Ele afirma que, apesar da dívida, a Coderp não prevê interromper nenhum serviço - a companhia é responsável, principalmente, pelo gerencimento dos bancos de dados da prefeitura. “Mas esse déficit está impactando diretamente na nossa capacidade de investimento”, ressalta.

A Estre é a empresa com maior valor a receber da prefeitura: R$ 36,7 milhões. Ela não quis se posicionar.

Dívidas crescem mais que receitas

Em entrevista por telefone ao A Cidade, o secretário da Fazenda, Sérgio Nalini, ressaltou que as despesas dos municípios crescem em ritmo mais acelerado que o das receitas. “É necessário repensar o pacto federativo” explica.

Segundo ele, os funcionários da Fazenda travam uma batalha diária para conseguir encerrar o mês no azul. “Um de nosso focos é o setor de cobranças para aumentar a receita”.

Sobre a dívida de R$ 73 milhões com fornecedores, ele diz que sua equipe está realizando um estudo para viabilizar o pagamento.

Por meio da assessoria de imprensa, o A Cidade fez oito questionamentos à prefeitura, abordando: redução de R$ 49,9 milhões da dívida com fornecedores em quatro meses, previsão de conseguir zerar o saldo devedor até dezembro, motivo de R$ 17 milhões da dívida com o IPM terem “desaparecido” entre dezembro e março, dívida superior a R$ 36 milhões com a empresa Estre, queda de arrecadação a partir do segundo quadrimestre, cronograma de abatimento da dívida com fornecedores, planejamento de investimentos e valor do saldo em caixa.

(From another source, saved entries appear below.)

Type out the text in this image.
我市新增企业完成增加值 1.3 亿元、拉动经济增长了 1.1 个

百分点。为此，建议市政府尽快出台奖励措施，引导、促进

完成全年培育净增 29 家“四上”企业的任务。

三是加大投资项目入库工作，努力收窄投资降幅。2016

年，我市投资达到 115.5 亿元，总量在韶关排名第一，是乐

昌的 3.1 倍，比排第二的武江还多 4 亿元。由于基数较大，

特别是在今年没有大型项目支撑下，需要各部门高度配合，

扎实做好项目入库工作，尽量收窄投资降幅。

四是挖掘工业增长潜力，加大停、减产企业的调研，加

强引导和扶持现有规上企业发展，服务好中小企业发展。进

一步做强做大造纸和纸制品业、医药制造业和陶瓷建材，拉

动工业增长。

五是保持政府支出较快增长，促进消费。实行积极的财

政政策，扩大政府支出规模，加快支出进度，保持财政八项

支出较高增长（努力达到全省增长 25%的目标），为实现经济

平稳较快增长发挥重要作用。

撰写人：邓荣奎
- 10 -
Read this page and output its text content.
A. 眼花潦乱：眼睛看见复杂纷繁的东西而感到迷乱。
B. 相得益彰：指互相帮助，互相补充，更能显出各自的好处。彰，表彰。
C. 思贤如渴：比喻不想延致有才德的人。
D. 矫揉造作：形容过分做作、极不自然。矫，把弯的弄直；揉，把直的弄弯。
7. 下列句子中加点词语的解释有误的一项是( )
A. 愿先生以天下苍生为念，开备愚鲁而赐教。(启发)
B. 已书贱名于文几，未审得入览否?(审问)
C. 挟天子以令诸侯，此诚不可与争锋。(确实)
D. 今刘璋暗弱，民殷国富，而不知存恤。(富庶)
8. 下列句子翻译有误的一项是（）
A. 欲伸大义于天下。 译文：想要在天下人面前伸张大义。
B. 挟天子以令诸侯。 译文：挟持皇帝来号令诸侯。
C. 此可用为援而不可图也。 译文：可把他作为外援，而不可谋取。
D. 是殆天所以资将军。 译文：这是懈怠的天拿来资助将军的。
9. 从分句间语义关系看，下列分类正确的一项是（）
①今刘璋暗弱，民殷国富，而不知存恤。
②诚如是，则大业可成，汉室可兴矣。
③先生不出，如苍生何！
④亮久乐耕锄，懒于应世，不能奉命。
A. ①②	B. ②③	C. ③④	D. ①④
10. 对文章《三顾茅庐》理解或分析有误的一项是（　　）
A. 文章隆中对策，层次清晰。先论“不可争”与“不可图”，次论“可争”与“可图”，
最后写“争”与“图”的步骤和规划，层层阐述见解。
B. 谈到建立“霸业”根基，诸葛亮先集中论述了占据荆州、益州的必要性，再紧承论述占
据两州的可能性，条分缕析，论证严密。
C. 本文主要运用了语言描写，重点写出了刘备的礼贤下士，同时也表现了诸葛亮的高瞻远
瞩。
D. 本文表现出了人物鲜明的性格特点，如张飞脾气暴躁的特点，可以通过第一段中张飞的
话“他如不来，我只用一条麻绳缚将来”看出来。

Nenhum dos itens foi respondido. “É determinação da prefeita que todos os setores otimizem custos, priorizem investimentos, reduzam despesas e trabalhem para oferecer serviços de qualidade para a população”, diz a nota.

Dívida fundada

Integrantes da prefeitura já cogitam transformar parte da dívida de curto prazo com fornecedores em dívida fundada, em que o prazo de pagamento é parcelado e superior a 12 meses. O mesmo já foi feito com as dívidas de R$ 17,5 milhões junto ao IPM, que foram parceladas em cinco anos. A prefeitura, porém, estuda como driblar a Lei de Responsabilidade Fiscal, que também impõe restrições para contração de novas dívidas nos últimos dois quadrimestres do último mandato.